Au Bangladesh, les rues de Dacca saisies par la fièvre de la contestation
Après la "révolution" de l'été, le "printemps" de la contestation. La chute du régime autocratique de Sheikh Hasina au Bangladesh a fait souffler un vent de liberté dans les rues de Dacca, théâtre quotidien de manifestations en tous genres.
En ce début novembre, le centre de la capitale bangladaise affiche complet. Pas moins de trois rassemblements revendicatifs concentrés sur moins d'un demi-kilomètre ce jour-là, et au moins trois protestataires solitaires.
Assis sur un matelas, Mahbubul Haque Shipon, 47 ans, a cessé de s'alimenter il y a quatre jours et exige la révocation du président Mohammed Shahabuddin, dit "Chuppu", un proche de l'ex-Première ministre déchue.
"Je manifeste dans l'intérêt national", proclame-t-il, un drapeau enroulé autour du cou, "je ne bougerai pas tant que Shahabuddin Chuppu ne sera pas démis de ses fonctions".
Autour de lui, la guerre des mégaphones bat son plein. Dans un brouhaha assourdissant, des employés du cadastre exigent d'être rémunérés par le gouvernement et des fidèles dénoncent un acte de vandalisme visant une mosquée.
Et un peu à l'écart, un maître soufi autoproclamé dénonce, en silence lui, les "discriminations" contre les adeptes de son courant de l'islam.
Après les années de plomb de l'ancien régime, le grand bazar de la revendication ne faiblit donc pas.
Sheikh Hasina, 77 ans, a régné d'une main de fer sur le Bangladesh (1996-2001 puis 2009-2024), accusée d'avoir fait exécuter, enlever ou emprisonner de centaines d'adversaires politiques.
- "Liberté retirée" -
Sa fuite le 5 août, après des semaines de manifestations sévèrement réprimées, et l'arrivée au pouvoir du gouvernement provisoire dirigé par le prix Nobel de la paix Muhammad Yunus ont été accueillies avec soulagement.
Le 8 novembre, des centaines de milliers d'opposants à Mme Hasina ont investi les rues de Dacca pour célébrer sa chute.
Au milieu de la marée des slogans, des tambours et des pancartes, Aminul Islam Amin, 50 ans, se réjouit de sa liberté retrouvée.
"Avant, on ne pouvait pas organiser une réunion sans que les policiers interfèrent", rappelle ce militant du Parti nationaliste du Bangladesh (BNP). "Ils sont venus m'arrêter chez moi. Et ont interrogé mon père de 76 ans et mon fils de 9 ans".

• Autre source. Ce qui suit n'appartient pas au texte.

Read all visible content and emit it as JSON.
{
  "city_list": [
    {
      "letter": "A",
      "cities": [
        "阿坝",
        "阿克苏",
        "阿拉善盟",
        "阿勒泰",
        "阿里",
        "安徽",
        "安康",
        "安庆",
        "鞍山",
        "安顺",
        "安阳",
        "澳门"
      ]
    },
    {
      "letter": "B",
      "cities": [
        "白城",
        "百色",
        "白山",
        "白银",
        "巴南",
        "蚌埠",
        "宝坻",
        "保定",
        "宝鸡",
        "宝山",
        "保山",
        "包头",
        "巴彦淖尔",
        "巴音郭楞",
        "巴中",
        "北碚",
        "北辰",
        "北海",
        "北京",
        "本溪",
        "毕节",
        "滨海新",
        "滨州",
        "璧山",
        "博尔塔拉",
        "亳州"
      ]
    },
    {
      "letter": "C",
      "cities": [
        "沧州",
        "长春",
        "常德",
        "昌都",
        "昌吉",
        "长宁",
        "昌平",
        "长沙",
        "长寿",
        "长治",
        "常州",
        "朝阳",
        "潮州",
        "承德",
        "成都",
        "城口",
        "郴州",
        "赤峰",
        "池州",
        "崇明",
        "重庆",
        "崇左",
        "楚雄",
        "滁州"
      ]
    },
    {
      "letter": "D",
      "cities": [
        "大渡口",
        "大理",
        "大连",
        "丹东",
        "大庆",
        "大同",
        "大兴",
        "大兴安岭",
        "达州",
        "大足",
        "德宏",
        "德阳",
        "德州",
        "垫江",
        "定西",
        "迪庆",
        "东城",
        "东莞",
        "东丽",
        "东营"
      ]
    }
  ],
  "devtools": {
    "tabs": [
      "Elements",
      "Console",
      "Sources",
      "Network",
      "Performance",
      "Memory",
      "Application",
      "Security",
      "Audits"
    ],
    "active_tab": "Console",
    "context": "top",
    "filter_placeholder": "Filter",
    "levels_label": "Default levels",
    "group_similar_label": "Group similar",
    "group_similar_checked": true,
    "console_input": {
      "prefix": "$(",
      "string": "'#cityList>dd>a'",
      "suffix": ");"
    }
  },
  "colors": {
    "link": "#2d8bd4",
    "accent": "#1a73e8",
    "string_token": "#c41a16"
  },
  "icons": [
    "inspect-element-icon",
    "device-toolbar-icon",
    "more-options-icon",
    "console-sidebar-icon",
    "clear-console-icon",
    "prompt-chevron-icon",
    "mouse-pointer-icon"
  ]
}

"Cette manifestation est l'expression spontanée d'une liberté qui nous avait été retirée sous l'ancien régime", approuve Zahir Uddin Swapan, un dirigeant du BNP à l'initiative du rassemblement.

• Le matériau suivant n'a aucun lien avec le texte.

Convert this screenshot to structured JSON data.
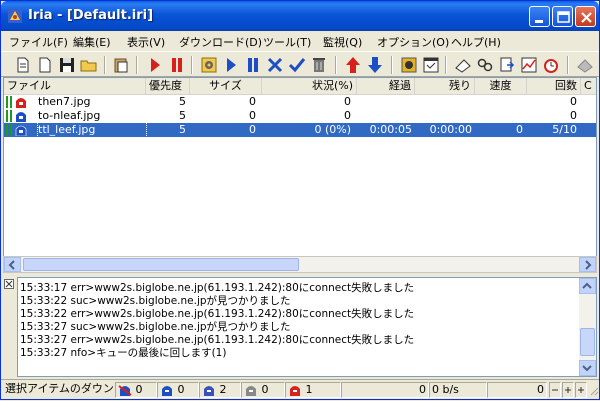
{
  "window": {
    "title": "Iria - [Default.iri]",
    "accent": "#316ac5"
  },
  "menu": [
    "ファイル(F)",
    "編集(E)",
    "表示(V)",
    "ダウンロード(D)",
    "ツール(T)",
    "監視(Q)",
    "オプション(O)",
    "ヘルプ(H)"
  ],
  "toolbar": {
    "icons": [
      "new-icon",
      "open-icon",
      "save-icon",
      "folder-icon",
      "paste-icon",
      "start-icon",
      "pause-icon",
      "settings-icon",
      "play-icon",
      "pause-all-icon",
      "delete-icon",
      "check-icon",
      "trash-icon",
      "move-up-icon",
      "move-down-icon",
      "schedule-icon",
      "window-icon",
      "erase-icon",
      "link-icon",
      "import-icon",
      "graph-icon",
      "alarm-icon"
    ]
  },
  "list": {
    "columns": [
      "ファイル",
      "優先度",
      "サイズ",
      "状況(%)",
      "経過",
      "残り",
      "速度",
      "回数",
      "C"
    ],
    "rows": [
      {
        "file": "then7.jpg",
        "priority": "5",
        "size": "0",
        "status": "0",
        "elapsed": "",
        "remaining": "",
        "speed": "",
        "count": "0",
        "selected": false
      },
      {
        "file": "to-nleaf.jpg",
        "priority": "5",
        "size": "0",
        "status": "0",
        "elapsed": "",
        "remaining": "",
        "speed": "",
        "count": "0",
        "selected": false
      },
      {
        "file": "ttl_leef.jpg",
        "priority": "5",
        "size": "0",
        "status": "0 (0%)",
        "elapsed": "0:00:05",
        "remaining": "0:00:00",
        "speed": "0",
        "count": "5/10",
        "selected": true
      }
    ]
  },
  "log": [
    "15:33:17 err>www2s.biglobe.ne.jp(61.193.1.242):80にconnect失敗しました",
    "15:33:22 suc>www2s.biglobe.ne.jpが見つかりました",
    "15:33:22 err>www2s.biglobe.ne.jp(61.193.1.242):80にconnect失敗しました",
    "15:33:27 suc>www2s.biglobe.ne.jpが見つかりました",
    "15:33:27 err>www2s.biglobe.ne.jp(61.193.1.242):80にconnect失敗しました",
    "15:33:27 nfo>キューの最後に回します(1)"
  ],
  "status": {
    "label": "選択アイテムのダウン",
    "count1": "0",
    "count2": "0",
    "count3": "2",
    "count4": "0",
    "count5": "1",
    "speed_total": "0",
    "speed": "0 b/s",
    "spinner_value": "0"
  }
}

Malgré le renfort des militaires, la police a bien du mal à contrôler le flot des manifestations, même si elles sont soumises à son autorisation.
"Certains respectent les règles, d'autres non", regrette, fataliste, un officier. "On encourage les gens à s'exprimer mais on aimerait aussi éviter qu'ils perturbent la vie des habitants".
"En moyenne, on a deux ou trois défilés importants par jour, qui créent des embouteillages majeurs dans la ville", renchérit un haut-responsable policier, Khondokar Nazmul Hossain.
Cette agitation fait le bonheur des commerçants. "On ne vend d'habitude des drapeaux que le jour de la fête nationale. Aujourd'hui, la demande monte en flèche", se frotte les mains Arup Sarkar.
- "Droits fondamentaux" -
Souvent débridée, la parole de certains peut prendre un tour violent et inquiétant.
Les forces de l'ordre sont ainsi intervenues pour empêcher une foule d'investir l'Académie nationale des beaux-arts ou des islamistes qui voulaient s'en prendre au siège de deux journaux.
"Les libertés d'expression ou de manifester sont des droits fondamentaux, mais pas si elles empiètent sur celles des autres", rappelle Abu Ahmed Faizul Kabir, responsable de l'ONG de défense des droits humains Ain O Salish Kendra.
A ce jour, le gouvernement provisoire n'a fait qu'une seule exception à sa tolérance pour les manifestants: le parti de l'ex-Première ministre a été formellement interdit de tout rassemblement.
Des dizaines de ses partisans ont également été placés en détention pour leur rôle présumé dans la répression exercée par l'ancien régime.
"La Ligue Awami, dans sa forme actuelle, est un parti fasciste" et Sheikh Hasina "une meurtrière de masse et une dictatrice", a justifié le porte-parole de Muhammad Yunus, Shafiqul Alam.
Très politique, cette interdiction ne fait pas l'unanimité dans la société civile.
"Nous avons des lois qui répriment l'incitation à la haine. Elles sont encadrées", relève Shishir Mohammad Munir, avocat auprès de la Cour suprême, la plus haute instance judiciaire du pays.
"Mais nous devons aussi rappeler que les libertés d'expression et de réunion constituent des droits fondamentaux à protéger à tout prix", avertit-il.